Unter Schock: Der Unfalltod des norwegischen Radprofis André Drege bei der Österreich-Rundfahrt am vergangenen Samstag überschattete auch den Beginn der Tour-Etappe. »Es ist schwer zu begreifen, was geschehen ist«, sagte Pogačar: »Es ist sehr traurig. Wir stehen alle ziemlich unter Schock.« Und: »Wir haben einen ziemlich coolen Job, aber die meiste Zeit ist es wirklich gefährlich.« Fünf Minuten vor dem Start rollten die Fahrer des norwegischen Teams Uno-X Mobility an die Startlinie, um ihres verstorbenen Kollegen zu gedenken.

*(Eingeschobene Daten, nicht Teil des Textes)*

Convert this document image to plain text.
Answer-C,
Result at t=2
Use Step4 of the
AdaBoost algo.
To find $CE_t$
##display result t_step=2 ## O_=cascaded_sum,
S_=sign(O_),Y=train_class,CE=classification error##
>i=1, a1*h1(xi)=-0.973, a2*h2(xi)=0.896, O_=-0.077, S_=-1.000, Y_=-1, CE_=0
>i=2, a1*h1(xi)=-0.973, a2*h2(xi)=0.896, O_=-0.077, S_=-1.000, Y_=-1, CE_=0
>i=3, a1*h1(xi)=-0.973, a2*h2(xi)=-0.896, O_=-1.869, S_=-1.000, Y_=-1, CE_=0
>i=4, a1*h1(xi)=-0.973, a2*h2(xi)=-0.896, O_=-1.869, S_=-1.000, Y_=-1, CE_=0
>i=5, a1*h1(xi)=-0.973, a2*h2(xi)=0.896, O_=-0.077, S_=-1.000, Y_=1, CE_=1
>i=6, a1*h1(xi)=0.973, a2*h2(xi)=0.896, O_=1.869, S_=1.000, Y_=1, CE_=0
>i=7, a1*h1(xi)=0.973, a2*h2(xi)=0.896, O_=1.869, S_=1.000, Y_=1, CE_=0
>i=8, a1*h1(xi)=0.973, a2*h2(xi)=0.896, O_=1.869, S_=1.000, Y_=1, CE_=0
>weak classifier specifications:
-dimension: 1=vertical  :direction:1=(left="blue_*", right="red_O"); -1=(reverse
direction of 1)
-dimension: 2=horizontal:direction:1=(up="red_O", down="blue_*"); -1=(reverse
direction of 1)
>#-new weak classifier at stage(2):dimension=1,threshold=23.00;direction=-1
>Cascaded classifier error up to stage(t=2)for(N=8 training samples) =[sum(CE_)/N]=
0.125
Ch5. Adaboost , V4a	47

Das Team Uno-X Mobility an der Startlinie: Gedenken an André Drege

Das Team Uno-X Mobility an der Startlinie: Gedenken an André Drege

Foto: Jan De Meuleneir / Photo News / IMAGO

Schotter und Champagner: Bereits im Vorfeld hatten Größen des Radsports die Konzeption der Etappe kritisiert. Richard Plugge, CEO von Toursieger-Team Visma-Lease a Bike, etwa sprach schon im vergangenen Oktober von einem »unglaublich anspruchsvollen Kurs«. Es sei unnötig, Schotteretappen in die Tour-Karte einzubauen. »Es erhöht die Chance auf Pech. Wir wollen, dass der Kampf so fair wie möglich ist. Eine Strecke wie diese trägt meiner Meinung nach nicht dazu bei.« Inmitten der Champagne-Felder in der Region Côte des Bar war es dann so weit: Das Peloton rollte erstmals auf eine der weißen Straßen, und als das Peloton später zerfiel, machte eine Mannschaft Tempo, um den Konkurrenten in dieser misslichen Lage noch mehr Probleme zu bereiten: Visma-Lease a Bike, das Team von Plugge.

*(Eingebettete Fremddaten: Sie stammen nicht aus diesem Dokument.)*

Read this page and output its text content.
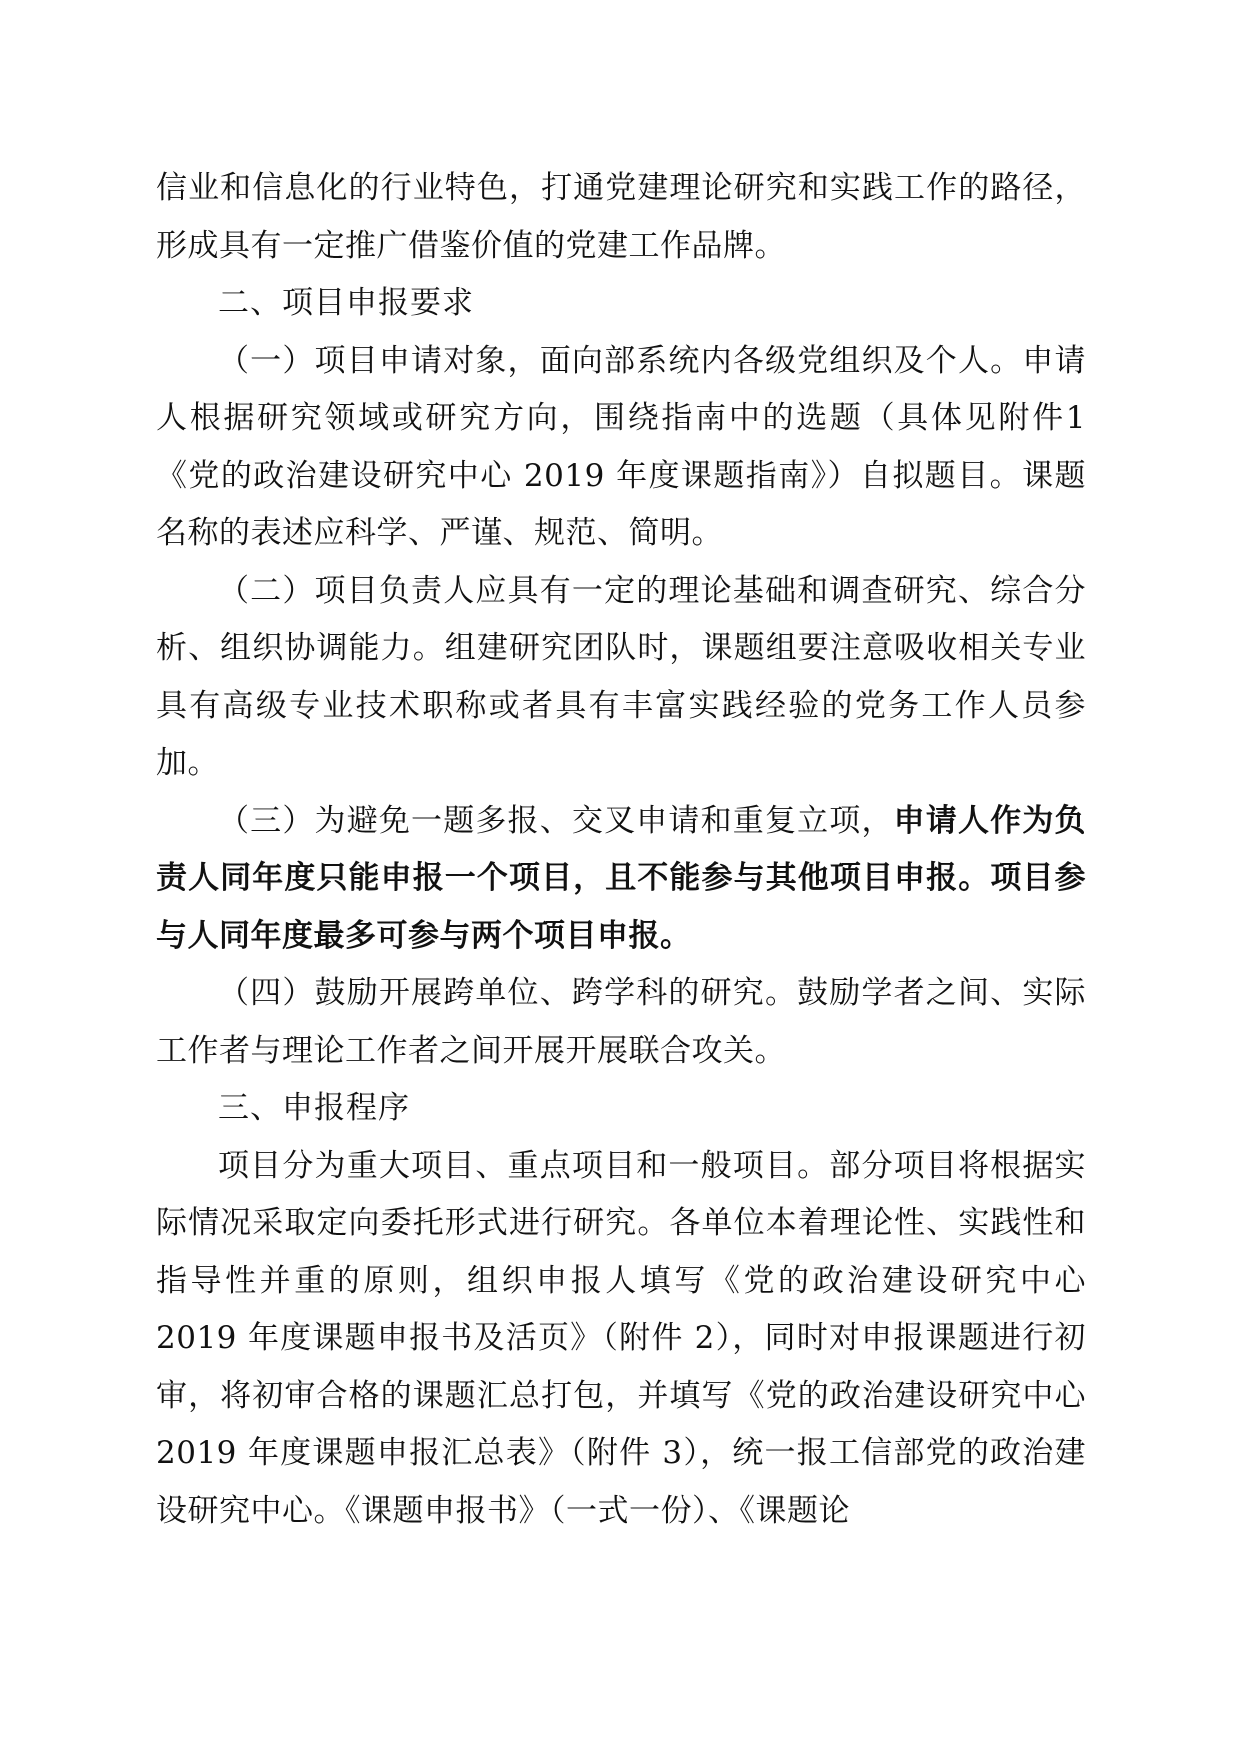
信业和信息化的行业特色，打通党建理论研究和实践工作的路径，形成具有一定推广借鉴价值的党建工作品牌。

二、项目申报要求

（一）项目申请对象，面向部系统内各级党组织及个人。申请人根据研究领域或研究方向，围绕指南中的选题（具体见附件1《党的政治建设研究中心 2019 年度课题指南》）自拟题目。课题名称的表述应科学、严谨、规范、简明。

（二）项目负责人应具有一定的理论基础和调查研究、综合分析、组织协调能力。组建研究团队时，课题组要注意吸收相关专业具有高级专业技术职称或者具有丰富实践经验的党务工作人员参加。

（三）为避免一题多报、交叉申请和重复立项，申请人作为负责人同年度只能申报一个项目，且不能参与其他项目申报。项目参与人同年度最多可参与两个项目申报。

（四）鼓励开展跨单位、跨学科的研究。鼓励学者之间、实际工作者与理论工作者之间开展开展联合攻关。

三、申报程序

项目分为重大项目、重点项目和一般项目。部分项目将根据实际情况采取定向委托形式进行研究。各单位本着理论性、实践性和指导性并重的原则，组织申报人填写《党的政治建设研究中心 2019 年度课题申报书及活页》（附件 2），同时对申报课题进行初审，将初审合格的课题汇总打包，并填写《党的政治建设研究中心 2019 年度课题申报汇总表》（附件 3），统一报工信部党的政治建设研究中心。《课题申报书》（一式一份）、《课题论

Der Radtausch: Am Chemin blanc des Hauts Forêts passierte dann, was Plugge befürchtet hatte. Tour-Titelverteidiger Jonas Vingegaard ließ sich wegen eines technischen Defekts an seinem Rad aus dem Peloton zurückfallen. Sein Kollege Jan Tratnik opferte sich auf, überließ Vingegaard sein Rad und wartete selbst am Straßenrand auf den Teamwagen. Vingegaard kämpfte sich zurück in die Spitze. Auf den engen Feldwegen kam der Teamwagen lange nicht zu ihm durch, der Däne fuhr etliche Kilometer auf Tratniks Rad. Das wäre eigentlich ein Problem, denn die Rennmaschinen sind speziell auf die einzelnen Profis eingestellt. Vingegaard hielt es aber so lange auf Tratniks Rad aus, dass etwa Eurosport-Experte Robert Bengsch mutmaßte, das Jumbo-Team hätte womöglich mit so einer Situation gerechnet. Und Tratnik sei womöglich mit einem auf Vingegaard eingestellten Rad gestartet, um ihm jederzeit aushelfen zu können.

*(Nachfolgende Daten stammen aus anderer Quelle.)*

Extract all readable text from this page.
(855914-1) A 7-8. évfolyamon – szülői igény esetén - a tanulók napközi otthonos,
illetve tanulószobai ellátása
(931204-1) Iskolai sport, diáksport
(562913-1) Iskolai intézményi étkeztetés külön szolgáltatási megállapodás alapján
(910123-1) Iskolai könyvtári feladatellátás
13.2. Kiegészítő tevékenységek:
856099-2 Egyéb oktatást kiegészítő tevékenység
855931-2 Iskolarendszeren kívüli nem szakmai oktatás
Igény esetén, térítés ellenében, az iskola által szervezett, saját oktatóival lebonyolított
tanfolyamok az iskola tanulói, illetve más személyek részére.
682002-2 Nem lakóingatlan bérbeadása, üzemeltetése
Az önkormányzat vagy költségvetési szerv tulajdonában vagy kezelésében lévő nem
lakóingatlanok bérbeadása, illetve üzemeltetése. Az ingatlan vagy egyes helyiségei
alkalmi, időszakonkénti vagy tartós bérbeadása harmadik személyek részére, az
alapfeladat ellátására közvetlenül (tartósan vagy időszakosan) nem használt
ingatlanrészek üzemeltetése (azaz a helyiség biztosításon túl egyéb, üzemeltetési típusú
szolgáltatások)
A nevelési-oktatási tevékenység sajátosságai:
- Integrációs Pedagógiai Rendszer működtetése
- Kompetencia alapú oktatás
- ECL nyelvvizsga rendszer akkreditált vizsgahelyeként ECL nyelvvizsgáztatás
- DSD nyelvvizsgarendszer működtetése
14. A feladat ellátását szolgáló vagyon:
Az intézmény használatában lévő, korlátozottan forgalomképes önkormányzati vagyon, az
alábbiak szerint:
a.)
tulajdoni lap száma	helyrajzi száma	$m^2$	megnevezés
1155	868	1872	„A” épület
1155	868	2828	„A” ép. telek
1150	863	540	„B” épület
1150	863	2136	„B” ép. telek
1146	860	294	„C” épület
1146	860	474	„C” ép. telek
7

Jonas Vingegaad auf dem Rad mit der Nummer 7: Eigentlich ist er die 1

Jonas Vingegaad auf dem Rad mit der Nummer 7: Eigentlich ist er die 1

Foto: Marco Bertorello / AFP

Kampf um Gelb: Vorbei sind die Zeiten, in denen eine Mannschaft die Tour allein dominiert und der Mann im Gelben Trikot sich auf die letzten Meter eines Anstiegs verlässt, um seinen Verfolgern ein paar Sekunden zu entkommen. Diesmal attackierte Pogačar, der Mann in Gelb, allein 88 Kilometer vor dem Ziel. Bei der Strade Bianche, dem Rennen über die weißen Straßen der Toskana, hatte er im März nach einem 81-Kilometer-Solo gewonnen. Aber das hier ist die Tour, seine Konkurrenten blieben an ihm dran. Später attackierte dann der Zweitplatzierte Remco Evenepoel, Pogačar und Vingegaard setzten nach, das Trio beharkte sich so lange, bis es die Ausreißergruppe eingeholt hatte. Dann schien allen drei klar zu werden, dass dieser Angriff zu nichts führen würde. Pogačar, Evenepoel und Vingegaard ließen sich wieder zurückfallen, am Ende kamen sie zeitgleich ins Ziel.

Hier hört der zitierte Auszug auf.